ERROR IN PROCEDENDO
TRF-4 anula sentença que julgou improcedentes embargos à execução fiscal por cerceamento da defesa da empresa

Divulgação RM Distribuidor

Por Jomar Martins (jomar@painelderiscos.com.br)

Incorre em erro de procedimento (error in procedendo) o julgador que indefere a juntada de novos documentos e a produção de perícia contábil, na fase de instrução probatória, e depois, na fase de sentença, julga os embargos à execução fiscal improcedentes sob o argumento de que o contribuinte deixou de apresentar provas e documentos em tempo hábil.

Diante desse quadro fático-processual, a maioria da 1ª Turma do Tribunal Regional Federal da 4ª Região (TRF-4) decidiu anular sentença da 1ª Vara Federal de Cachoeira do Sul (RS) que julgou improcedentes embargos de execução fiscal manejados por uma distribuidora de alimentos da Metade Sul do Rio Grande do Sul.

Juiz Andrei Piten Velloso foi o voto vencedor
Reprodução Youtube

O juiz federal convocado Andrei Pitten Velloso, voto divergente vencedor, apurou que a empresa embargante já havia requerido, na peça inicial da ação, a produção de prova pericial e a concessão de prazo para a juntada de documentos, mas o juízo de origem não se pronunciou sobre tais pedidos. Mais tarde, a autora requereu novamente a produção de prova pericial, indeferida sob o fundamento de que estaria ‘‘documentalmente esclarecida a matéria alegada’’.

Posteriormente, ao proferir a sentença, lembrou que o julgador de origem considerou a juntada de documentos imprescindível ao julgamento do processo, mas não ofereceu à empresa a oportunidade de fazê-la. Consequentemente, não deferiu a produção da prova pericial, devidamente requerida.

‘‘Assim, entendo ter havido erro no procedimento, pelo que a sentença deve ser anulada a fim de que seja concedido prazo razoável para a juntada dos documentos necessários à prova pericial postulada e, após a juntada, seja determinada a sua realização. Ante o exposto, divergindo do il. Relator, voto por acolher a preliminar, determinando a anulação da sentença para que seja franqueada a realização da perícia postulada’’, expressou no voto.

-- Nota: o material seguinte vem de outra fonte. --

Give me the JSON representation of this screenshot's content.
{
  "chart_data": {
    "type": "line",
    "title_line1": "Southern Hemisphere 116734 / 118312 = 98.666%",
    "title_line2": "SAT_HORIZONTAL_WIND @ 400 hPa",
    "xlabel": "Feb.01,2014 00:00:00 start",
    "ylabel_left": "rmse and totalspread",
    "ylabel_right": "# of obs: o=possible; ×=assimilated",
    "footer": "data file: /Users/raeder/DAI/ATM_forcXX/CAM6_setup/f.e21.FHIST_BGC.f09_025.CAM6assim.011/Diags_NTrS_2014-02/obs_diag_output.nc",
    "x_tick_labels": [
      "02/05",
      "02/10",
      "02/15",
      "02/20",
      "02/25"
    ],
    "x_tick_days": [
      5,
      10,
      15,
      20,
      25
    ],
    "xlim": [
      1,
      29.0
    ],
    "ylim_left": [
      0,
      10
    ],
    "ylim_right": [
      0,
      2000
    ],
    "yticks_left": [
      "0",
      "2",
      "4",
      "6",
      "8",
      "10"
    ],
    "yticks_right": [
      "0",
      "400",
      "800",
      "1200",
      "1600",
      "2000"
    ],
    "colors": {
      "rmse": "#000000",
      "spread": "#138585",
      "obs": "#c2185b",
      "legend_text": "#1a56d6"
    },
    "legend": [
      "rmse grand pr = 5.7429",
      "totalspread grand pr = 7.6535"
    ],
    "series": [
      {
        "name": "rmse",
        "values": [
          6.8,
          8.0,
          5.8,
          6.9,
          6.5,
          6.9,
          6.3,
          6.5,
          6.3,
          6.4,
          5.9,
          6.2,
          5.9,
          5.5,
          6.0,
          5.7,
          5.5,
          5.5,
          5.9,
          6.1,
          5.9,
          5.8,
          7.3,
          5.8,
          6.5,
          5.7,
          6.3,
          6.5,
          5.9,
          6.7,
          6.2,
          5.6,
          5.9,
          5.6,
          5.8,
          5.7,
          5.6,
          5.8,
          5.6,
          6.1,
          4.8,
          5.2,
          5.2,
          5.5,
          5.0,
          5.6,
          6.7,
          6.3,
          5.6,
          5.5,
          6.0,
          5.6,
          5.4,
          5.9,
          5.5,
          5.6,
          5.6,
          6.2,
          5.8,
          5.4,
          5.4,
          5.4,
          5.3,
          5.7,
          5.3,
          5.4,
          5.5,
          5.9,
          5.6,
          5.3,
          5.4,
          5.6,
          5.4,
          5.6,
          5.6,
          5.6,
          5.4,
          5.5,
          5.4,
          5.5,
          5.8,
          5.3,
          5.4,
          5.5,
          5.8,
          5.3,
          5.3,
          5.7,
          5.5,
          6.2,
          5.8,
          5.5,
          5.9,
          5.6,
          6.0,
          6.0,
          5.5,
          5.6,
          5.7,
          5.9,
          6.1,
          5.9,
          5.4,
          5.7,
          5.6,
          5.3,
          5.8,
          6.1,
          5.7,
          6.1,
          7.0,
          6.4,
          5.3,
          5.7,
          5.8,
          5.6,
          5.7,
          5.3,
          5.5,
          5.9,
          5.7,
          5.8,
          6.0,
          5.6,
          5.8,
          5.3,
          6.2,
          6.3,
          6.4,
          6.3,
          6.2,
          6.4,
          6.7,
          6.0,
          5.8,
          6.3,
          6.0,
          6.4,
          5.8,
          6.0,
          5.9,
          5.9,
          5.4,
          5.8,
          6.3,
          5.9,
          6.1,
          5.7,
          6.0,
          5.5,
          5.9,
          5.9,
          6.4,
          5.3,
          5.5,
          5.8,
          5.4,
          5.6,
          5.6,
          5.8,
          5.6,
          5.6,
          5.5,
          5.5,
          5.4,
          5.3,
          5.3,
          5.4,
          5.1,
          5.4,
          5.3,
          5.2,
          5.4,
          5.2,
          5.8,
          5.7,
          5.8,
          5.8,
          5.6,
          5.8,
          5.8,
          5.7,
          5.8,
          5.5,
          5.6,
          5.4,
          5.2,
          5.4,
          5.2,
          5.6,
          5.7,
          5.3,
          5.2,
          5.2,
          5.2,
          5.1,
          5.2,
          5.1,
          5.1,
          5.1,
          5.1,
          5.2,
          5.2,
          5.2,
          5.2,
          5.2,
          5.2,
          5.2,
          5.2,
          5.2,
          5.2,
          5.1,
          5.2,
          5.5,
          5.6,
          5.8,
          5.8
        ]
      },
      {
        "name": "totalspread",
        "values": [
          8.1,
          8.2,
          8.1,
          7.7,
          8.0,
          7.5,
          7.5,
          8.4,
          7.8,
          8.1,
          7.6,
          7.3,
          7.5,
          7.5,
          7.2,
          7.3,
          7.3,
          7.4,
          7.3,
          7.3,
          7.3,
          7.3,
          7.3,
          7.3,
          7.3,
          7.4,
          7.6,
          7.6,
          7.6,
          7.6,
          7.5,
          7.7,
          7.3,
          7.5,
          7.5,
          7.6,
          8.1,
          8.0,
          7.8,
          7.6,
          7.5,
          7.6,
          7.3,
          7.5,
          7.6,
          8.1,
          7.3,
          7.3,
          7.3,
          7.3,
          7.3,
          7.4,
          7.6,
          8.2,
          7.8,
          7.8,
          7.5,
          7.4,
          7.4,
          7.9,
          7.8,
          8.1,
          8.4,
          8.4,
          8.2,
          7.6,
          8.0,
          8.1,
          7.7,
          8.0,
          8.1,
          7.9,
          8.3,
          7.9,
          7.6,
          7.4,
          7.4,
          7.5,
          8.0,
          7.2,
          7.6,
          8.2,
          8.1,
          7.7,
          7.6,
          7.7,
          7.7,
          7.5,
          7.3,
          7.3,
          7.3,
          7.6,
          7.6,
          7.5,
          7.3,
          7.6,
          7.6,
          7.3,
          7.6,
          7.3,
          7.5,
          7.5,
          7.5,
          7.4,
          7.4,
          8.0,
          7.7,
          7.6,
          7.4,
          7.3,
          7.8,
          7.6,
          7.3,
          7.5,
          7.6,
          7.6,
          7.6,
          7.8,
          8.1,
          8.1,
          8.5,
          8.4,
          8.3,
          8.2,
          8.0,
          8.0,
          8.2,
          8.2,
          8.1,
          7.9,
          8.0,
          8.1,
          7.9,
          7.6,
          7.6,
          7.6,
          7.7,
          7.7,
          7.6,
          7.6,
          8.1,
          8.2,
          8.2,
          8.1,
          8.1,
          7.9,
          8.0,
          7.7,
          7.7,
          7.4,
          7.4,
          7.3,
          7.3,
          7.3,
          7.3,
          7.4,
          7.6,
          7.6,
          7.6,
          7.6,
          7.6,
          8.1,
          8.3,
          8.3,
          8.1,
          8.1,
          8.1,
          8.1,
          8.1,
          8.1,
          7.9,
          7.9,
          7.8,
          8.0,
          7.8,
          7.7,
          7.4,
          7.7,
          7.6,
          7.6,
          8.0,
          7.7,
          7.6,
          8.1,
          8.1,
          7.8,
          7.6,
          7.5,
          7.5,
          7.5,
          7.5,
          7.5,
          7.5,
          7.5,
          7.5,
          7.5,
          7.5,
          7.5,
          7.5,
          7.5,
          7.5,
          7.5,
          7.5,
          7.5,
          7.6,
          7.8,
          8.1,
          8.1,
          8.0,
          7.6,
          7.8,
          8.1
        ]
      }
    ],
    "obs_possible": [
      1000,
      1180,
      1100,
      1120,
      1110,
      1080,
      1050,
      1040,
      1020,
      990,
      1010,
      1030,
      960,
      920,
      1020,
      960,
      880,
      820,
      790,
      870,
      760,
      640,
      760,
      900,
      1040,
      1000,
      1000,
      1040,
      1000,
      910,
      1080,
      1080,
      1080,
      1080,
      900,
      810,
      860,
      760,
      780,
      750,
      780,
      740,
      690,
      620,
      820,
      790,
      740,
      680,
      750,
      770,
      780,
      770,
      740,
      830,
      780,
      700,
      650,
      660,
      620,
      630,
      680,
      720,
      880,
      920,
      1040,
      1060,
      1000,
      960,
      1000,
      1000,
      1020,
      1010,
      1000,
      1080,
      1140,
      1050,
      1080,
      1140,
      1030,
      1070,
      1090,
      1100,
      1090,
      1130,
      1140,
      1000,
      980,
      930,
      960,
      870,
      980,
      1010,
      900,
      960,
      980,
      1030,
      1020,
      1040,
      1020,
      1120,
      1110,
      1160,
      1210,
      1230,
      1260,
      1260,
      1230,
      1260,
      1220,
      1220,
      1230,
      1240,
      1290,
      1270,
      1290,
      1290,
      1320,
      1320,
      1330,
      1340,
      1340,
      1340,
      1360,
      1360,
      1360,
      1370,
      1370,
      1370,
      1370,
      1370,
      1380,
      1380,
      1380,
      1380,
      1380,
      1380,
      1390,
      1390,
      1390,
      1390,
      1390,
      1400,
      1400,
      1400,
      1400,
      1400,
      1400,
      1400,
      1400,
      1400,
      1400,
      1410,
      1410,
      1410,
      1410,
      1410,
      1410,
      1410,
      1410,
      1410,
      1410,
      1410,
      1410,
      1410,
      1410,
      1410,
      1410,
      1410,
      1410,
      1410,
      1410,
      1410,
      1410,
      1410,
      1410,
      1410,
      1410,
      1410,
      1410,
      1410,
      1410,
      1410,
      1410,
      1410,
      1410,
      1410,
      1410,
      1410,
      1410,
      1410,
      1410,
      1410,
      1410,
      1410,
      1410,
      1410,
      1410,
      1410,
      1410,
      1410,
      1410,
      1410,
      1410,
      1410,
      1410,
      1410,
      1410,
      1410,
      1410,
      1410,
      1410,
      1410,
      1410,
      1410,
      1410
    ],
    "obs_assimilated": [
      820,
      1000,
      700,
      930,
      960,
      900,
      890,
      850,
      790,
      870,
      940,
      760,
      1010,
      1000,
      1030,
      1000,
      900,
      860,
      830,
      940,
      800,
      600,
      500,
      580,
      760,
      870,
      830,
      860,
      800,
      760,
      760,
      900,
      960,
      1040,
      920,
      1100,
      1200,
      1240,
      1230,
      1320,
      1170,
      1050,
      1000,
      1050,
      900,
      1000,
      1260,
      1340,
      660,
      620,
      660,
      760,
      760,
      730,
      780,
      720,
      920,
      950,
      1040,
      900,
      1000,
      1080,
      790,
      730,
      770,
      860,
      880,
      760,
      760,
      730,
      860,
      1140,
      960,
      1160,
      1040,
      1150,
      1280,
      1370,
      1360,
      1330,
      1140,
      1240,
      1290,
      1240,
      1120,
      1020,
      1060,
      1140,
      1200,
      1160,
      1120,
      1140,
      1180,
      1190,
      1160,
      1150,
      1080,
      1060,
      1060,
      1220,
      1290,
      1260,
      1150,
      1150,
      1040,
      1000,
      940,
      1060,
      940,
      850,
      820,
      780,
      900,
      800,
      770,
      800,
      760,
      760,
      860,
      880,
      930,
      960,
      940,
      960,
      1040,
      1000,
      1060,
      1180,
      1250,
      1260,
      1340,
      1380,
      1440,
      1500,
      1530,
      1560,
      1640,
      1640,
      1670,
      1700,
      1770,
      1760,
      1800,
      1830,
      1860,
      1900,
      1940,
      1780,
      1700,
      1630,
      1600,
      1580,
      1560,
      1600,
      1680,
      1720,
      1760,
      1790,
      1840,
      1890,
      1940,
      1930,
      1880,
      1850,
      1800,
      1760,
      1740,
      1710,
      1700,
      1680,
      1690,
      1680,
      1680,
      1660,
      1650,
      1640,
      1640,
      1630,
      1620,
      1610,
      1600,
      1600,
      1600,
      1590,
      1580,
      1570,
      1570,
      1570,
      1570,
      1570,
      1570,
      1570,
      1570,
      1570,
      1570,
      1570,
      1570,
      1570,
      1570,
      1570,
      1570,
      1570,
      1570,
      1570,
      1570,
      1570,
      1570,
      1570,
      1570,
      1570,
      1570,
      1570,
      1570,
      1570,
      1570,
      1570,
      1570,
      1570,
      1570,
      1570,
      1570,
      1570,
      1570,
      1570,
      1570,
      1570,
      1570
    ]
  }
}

Embargos à execução fiscal

RM da Silveira & Cia. Ltda., distribuidora de alimentos sediada em Caçapava do Sul (RS), opôs embargos à execução fiscal movida pela Fazenda Nacional (União), pedindo o direito de compensar créditos tributários decorrentes de retificação do Demonstrativo de Apuração de Contribuições Sociais (Dacon) do período de janeiro/2011 a dezembro/2011, com a inclusão de valores de receitas tributadas a alíquota zero que antes teriam sido inclusas em campo diverso. Ou o reconhecimento de excesso a execução, com base no entendimento do Supremo Tribunal Federal (STF) acerca da exclusão do ICMS da base de cálculo do PIS/Cofins.

A embargante alega que a referida compensação não foi homologada pelo fisco em razão de divergência com as informações lançadas na Declaração de Informações Econômico-Fiscais da Pessoa Jurídica (DIPJ) de 2012, as quais teriam sido lançadas por ‘‘simples equívoco’’. Assim, para verificação deste equívoco, pediu uma perícia contábil – o que mostraria a prova do seu direito à compensação tributária, negada na fase administrativa.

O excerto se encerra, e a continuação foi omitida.